J’avais conclu ma précédente chronique de l’EP
« Magie, ténèbres, amertumes » par ces mots : «
A présent, je n’ai qu’un seul souhait : que Sans-Visage trouve le temps d’écrire un album complet qui permette de développer toutes les idées, l’homme semblant parfois tiraillé entre des oxymores musicaux que le format court ne permet pas de totalement résoudre ». Je n’aurais pas eu bien longtemps à attendre puisque le voilà, ce tout premier album, intitulé «
Le départ » : six morceaux (que l’on espère de choix), un peu moins de quarante minutes (la durée quasi idéale), un mastering une nouvelle fois confié à
Borie de la Combe Noire, l’homme seul derrière
PRIEURÉ rassemble ses gars sûrs pour ce qui est sans doute l’accomplissement de ces trois années d’existence.
Depuis ses débuts,
Sans-Visage a considérablement allongé la durée de ses compositions.
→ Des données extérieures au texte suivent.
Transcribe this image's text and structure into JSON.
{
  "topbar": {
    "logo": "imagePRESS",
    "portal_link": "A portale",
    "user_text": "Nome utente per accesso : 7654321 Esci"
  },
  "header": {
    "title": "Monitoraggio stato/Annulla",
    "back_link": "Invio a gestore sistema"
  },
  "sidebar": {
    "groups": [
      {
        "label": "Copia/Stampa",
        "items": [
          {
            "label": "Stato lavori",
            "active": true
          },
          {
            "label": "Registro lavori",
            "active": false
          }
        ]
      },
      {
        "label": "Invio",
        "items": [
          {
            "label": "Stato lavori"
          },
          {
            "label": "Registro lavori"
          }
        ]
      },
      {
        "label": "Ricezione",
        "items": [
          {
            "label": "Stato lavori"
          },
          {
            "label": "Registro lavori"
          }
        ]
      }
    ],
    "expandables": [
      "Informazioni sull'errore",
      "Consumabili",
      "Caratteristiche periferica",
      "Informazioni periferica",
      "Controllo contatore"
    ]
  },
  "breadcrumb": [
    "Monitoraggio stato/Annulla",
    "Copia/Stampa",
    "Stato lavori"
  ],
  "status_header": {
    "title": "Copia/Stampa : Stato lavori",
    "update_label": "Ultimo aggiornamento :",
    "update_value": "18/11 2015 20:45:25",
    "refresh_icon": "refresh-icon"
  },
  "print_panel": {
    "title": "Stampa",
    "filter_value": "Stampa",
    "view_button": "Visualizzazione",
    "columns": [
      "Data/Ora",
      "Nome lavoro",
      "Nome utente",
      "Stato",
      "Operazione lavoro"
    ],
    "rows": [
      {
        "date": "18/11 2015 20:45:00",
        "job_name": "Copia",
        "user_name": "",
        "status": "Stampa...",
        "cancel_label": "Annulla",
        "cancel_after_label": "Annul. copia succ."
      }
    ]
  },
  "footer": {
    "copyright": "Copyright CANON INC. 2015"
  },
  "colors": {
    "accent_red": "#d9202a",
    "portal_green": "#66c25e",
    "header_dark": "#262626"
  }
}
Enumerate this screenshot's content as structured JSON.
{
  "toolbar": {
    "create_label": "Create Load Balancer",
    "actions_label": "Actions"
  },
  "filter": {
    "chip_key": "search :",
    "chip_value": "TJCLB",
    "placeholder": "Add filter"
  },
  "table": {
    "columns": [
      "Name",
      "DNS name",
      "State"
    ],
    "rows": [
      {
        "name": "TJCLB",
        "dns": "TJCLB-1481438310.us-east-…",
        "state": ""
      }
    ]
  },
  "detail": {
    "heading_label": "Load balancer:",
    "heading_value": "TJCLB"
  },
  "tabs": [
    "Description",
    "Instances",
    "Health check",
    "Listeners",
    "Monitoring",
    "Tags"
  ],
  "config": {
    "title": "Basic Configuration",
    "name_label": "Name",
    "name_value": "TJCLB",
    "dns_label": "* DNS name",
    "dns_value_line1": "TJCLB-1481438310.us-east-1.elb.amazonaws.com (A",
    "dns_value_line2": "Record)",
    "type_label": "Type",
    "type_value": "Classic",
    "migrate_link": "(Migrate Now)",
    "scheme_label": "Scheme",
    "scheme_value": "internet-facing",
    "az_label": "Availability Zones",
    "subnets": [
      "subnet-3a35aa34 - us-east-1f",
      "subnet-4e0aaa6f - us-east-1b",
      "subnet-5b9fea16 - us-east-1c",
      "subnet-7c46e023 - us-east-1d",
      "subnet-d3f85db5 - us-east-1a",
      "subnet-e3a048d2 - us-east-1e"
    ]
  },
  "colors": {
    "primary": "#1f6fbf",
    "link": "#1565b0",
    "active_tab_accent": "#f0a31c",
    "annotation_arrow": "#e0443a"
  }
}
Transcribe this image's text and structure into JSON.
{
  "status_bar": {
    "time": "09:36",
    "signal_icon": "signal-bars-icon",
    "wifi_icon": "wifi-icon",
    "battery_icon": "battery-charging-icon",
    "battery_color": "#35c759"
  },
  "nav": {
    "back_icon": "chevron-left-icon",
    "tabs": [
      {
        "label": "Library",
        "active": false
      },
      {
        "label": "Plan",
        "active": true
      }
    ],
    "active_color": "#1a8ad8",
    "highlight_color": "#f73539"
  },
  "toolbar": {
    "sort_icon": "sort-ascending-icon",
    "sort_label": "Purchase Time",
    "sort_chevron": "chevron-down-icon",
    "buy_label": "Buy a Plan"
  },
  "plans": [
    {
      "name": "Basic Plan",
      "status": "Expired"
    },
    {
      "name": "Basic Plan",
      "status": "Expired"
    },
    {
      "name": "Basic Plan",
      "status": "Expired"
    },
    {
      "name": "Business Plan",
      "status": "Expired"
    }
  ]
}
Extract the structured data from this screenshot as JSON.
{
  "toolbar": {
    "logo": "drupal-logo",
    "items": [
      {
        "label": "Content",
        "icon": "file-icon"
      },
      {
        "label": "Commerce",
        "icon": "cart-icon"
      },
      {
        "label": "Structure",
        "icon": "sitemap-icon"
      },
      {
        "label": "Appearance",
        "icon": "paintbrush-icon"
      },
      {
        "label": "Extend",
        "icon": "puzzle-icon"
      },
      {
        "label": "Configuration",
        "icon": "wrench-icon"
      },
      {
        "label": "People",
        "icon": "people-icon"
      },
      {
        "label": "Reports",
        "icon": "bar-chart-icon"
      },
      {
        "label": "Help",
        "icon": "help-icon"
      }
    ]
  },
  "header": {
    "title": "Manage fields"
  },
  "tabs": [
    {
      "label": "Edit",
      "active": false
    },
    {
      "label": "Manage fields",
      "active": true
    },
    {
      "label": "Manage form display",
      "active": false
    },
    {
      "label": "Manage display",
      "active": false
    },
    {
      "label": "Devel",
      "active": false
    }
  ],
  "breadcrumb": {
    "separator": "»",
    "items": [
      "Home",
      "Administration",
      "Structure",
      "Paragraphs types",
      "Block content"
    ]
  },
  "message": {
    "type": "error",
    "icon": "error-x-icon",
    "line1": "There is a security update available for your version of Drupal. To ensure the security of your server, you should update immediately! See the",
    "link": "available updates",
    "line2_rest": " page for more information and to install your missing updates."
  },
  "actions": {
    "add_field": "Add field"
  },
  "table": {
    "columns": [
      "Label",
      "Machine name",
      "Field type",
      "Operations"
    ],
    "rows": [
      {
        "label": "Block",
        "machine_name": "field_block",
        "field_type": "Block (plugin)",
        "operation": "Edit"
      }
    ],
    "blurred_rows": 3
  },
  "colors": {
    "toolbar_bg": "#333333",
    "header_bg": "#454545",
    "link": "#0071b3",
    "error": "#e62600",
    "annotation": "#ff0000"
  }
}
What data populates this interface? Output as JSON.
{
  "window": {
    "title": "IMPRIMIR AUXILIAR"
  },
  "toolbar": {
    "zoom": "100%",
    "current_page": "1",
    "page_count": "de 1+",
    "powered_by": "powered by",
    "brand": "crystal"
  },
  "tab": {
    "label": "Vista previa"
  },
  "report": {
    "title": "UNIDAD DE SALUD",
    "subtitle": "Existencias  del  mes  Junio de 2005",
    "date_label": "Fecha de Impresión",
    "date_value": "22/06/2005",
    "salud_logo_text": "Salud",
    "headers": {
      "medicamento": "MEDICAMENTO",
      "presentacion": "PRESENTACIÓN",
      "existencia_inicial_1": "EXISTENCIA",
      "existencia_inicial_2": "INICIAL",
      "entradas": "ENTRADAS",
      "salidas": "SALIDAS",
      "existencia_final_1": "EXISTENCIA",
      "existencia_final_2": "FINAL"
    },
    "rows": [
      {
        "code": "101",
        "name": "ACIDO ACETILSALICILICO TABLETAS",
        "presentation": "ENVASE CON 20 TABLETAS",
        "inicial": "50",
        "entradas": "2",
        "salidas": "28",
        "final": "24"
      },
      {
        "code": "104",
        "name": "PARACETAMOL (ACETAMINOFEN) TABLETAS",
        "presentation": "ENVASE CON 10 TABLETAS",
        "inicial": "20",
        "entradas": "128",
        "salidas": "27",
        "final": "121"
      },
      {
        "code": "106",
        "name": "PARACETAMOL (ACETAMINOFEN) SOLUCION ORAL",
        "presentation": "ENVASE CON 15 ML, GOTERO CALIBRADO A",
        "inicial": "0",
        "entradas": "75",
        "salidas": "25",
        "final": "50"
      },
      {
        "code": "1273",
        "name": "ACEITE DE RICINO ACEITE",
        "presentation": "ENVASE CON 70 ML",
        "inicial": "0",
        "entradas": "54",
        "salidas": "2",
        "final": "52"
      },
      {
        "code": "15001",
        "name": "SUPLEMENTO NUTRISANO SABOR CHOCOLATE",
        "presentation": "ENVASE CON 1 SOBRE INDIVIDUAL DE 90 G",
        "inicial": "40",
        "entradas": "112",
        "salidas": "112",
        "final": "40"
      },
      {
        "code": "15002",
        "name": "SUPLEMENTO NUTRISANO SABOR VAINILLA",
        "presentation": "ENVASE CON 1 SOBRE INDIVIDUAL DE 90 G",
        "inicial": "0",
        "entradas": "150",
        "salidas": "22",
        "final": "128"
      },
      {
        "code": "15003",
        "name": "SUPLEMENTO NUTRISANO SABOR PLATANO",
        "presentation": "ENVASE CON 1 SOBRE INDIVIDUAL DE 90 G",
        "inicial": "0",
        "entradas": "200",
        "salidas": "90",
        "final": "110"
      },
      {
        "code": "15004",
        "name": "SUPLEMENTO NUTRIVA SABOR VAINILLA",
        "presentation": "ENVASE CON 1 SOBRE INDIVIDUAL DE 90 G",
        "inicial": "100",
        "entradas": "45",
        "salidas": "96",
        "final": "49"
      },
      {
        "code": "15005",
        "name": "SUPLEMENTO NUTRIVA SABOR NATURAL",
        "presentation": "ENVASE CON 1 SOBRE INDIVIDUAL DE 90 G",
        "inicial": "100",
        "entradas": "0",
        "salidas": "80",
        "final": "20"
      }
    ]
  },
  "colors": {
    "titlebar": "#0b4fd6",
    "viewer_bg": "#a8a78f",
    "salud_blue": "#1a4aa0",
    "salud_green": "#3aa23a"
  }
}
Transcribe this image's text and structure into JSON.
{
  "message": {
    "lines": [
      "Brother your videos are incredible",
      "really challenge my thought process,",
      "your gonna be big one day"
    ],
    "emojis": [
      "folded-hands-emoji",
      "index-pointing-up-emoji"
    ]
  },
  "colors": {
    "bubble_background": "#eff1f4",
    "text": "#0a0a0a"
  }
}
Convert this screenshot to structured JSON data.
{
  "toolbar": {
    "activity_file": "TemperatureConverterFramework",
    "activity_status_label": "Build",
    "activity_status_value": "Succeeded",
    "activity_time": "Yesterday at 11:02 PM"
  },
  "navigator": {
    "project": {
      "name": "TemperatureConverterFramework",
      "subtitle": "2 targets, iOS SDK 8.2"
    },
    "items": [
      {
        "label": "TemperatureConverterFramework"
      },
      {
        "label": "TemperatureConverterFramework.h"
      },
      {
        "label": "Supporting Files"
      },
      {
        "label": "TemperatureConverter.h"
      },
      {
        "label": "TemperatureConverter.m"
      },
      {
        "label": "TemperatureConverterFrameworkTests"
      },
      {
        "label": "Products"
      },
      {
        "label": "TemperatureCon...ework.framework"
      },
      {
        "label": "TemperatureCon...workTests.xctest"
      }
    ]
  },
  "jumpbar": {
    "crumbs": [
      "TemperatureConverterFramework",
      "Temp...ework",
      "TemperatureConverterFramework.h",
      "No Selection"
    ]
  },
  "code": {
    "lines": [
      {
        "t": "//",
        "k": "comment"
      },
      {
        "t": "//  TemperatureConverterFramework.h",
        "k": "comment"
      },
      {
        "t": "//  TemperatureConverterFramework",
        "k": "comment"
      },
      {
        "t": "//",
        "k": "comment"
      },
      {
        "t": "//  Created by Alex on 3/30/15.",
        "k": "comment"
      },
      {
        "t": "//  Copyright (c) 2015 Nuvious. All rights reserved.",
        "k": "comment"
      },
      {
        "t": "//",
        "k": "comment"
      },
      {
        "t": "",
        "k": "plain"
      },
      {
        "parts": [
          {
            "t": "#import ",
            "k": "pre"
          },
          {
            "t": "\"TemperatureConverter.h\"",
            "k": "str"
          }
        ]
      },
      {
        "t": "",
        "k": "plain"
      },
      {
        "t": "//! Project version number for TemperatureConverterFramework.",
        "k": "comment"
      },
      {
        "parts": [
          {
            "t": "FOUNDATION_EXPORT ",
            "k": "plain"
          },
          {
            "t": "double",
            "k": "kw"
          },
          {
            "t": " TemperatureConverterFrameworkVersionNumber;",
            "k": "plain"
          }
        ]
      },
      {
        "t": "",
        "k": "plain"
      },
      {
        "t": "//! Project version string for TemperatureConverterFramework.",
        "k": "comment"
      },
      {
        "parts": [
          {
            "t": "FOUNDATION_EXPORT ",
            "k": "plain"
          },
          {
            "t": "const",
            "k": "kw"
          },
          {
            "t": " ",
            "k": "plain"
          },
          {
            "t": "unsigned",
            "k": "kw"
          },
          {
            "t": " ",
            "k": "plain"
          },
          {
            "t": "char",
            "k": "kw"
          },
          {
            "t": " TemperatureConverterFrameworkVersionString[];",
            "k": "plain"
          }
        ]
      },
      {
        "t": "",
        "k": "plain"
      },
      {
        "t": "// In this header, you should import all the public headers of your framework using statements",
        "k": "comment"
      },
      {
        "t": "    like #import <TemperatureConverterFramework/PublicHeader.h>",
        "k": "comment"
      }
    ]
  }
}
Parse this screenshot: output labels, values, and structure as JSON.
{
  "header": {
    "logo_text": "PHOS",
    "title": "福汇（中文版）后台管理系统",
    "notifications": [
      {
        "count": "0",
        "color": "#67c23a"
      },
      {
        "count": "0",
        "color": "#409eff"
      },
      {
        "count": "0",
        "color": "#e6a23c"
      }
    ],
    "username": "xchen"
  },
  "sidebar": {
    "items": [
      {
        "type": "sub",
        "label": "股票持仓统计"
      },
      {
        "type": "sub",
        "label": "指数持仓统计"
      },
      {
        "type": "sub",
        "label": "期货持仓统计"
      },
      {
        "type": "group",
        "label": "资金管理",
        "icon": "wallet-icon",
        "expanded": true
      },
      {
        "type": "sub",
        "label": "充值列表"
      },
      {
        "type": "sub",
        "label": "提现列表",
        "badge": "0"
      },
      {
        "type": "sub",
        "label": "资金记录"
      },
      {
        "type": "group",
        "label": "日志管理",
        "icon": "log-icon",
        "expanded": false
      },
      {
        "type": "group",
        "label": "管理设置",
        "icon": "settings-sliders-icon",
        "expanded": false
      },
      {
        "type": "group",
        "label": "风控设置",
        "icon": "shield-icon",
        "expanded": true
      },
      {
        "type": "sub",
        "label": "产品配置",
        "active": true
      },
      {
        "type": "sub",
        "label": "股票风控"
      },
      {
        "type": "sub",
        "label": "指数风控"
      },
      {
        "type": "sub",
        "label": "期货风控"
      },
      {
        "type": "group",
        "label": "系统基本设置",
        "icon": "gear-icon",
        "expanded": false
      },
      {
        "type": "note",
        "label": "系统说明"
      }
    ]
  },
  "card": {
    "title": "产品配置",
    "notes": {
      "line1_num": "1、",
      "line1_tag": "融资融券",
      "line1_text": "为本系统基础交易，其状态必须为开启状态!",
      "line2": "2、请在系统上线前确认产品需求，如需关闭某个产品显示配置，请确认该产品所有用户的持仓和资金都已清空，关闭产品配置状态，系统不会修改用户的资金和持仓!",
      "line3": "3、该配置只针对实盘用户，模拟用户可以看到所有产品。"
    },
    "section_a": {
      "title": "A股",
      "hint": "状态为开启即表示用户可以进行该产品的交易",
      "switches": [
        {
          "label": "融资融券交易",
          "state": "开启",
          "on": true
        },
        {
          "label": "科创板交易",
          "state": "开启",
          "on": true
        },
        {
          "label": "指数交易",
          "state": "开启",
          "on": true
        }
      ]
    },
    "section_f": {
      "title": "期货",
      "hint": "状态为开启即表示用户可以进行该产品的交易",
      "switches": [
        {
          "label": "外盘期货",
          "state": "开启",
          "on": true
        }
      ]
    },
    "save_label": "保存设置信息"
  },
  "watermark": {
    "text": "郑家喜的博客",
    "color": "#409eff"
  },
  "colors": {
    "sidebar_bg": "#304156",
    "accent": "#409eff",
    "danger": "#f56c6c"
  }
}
Lorsque l’on a de nombreuses de choses à exprimer, il n’y a pas trente-six solutions : soit tu écris plus de titres pour aborder davantage de sujets, soit tu les densifies pour mieux développer tes propos, option retenue ici. Du côté de l’esthétique, rien n’a changé, nous retrouvons le lettrage gothique et le choix du noir et blanc pour une illustration une nouvelle fois très médiévale qui me fait me souvenir de Chrétien de Troyes ou des Lais de Marie de France (« Les années fac » aurait dit Jean-François Porry), c’est évidemment totalement cohérent avec le style de
black metal que pratique le groupe.
Justement, ne nous laissons pas tromper par les aspects rock rudimentaire de l’instrumental introductif qu’est « Priusquam », même si son étrangeté ne détonne pas tant que cela dans la globalité de l’album. En effet,
PRIEURÉ ne fait une croix ni sur son héritage
punk (« Du haut de la tour ») ni sur sa ruralité, cet attachement à la simplicité terrienne s’exprimant à travers la production rêche, brute et sans fard de «
Le départ ». Cela n’en fait pas pour autant un disque sans subtilité, il a juste le caractère bourru des hommes du terroir (putain, je nage en plein cliché là non ?), le pragmatisme franc de ceux qui ont beaucoup à dire et rarement l’occasion de s’exprimer publiquement. Car c’est bien là l’une des choses qui me séduit particulièrement dans la musique de
Sans-Visage : l’esthétique médiévale que l’on retrouve dans les visuels ou encore les titres des chansons ne transparait que peu dans la musique, cette dernière privilégiant donc un
black metal pur et sobre dont la seule concession mélodique serait peut-être l’utilisation d’une guitare acoustique, dans « Les deuss » par exemple.
Quant à l’album pris dans sa globalité, il a l’homogénéité stylistique qui faisait encore légèrement défaut aux productions passées. Les deux pieds fermement plantés dans le lisier, la voix éructe, noyée dans un flot d’effet réverbe, surplombe des amoncellements de riffs secs, spectres faméliques enflammés par la rage. La batterie a, il me semble, elle aussi gagné en densité, notamment sur les passages les plus rapides (« Du haut de la tour ») et si son jeu reste assez peu démonstratif, il se prête admirablement à tous les tempos. Au final, il n'y a guère que la basse qui pâtit un peu du choix de ces sonorités très claires, pour ne pas dire stridentes. Elle a du mal à se faire une place, son rôle étant plutôt d’assurer la densité des passages instrumentaux en suivant scrupuleusement sa ligne rythmique, ce n’est assurément pas l’instrument roi de cet enregistrement.
Pour conclure, je pourrais dire que
PRIEURÉ semble enfin être parvenu à définir le périmètre de sa vision du
black, ou tout du moins à lui avoir donné sa forme la plus aboutie à ce jour. Je n’entends plus du tout l’influence des vieux
PESTE NOIRE, la formation affirmant totalement son positionnement à la fois « raw black » mais également punk, la dimension « metal » n’étant en fait presque pas présente et c’est peut-être bien là la spécificité de ces chansons venues d’Armorique : une hybridation totalement réussie de genres extrêmes dont seule la moelle, riche, a été conservée. Il est là, le véritable « hymne de nos campagnes » : il sent la gnôle et l’étable, se bat à coups de fourche, parle en patois, se fout des modes et des mouvances.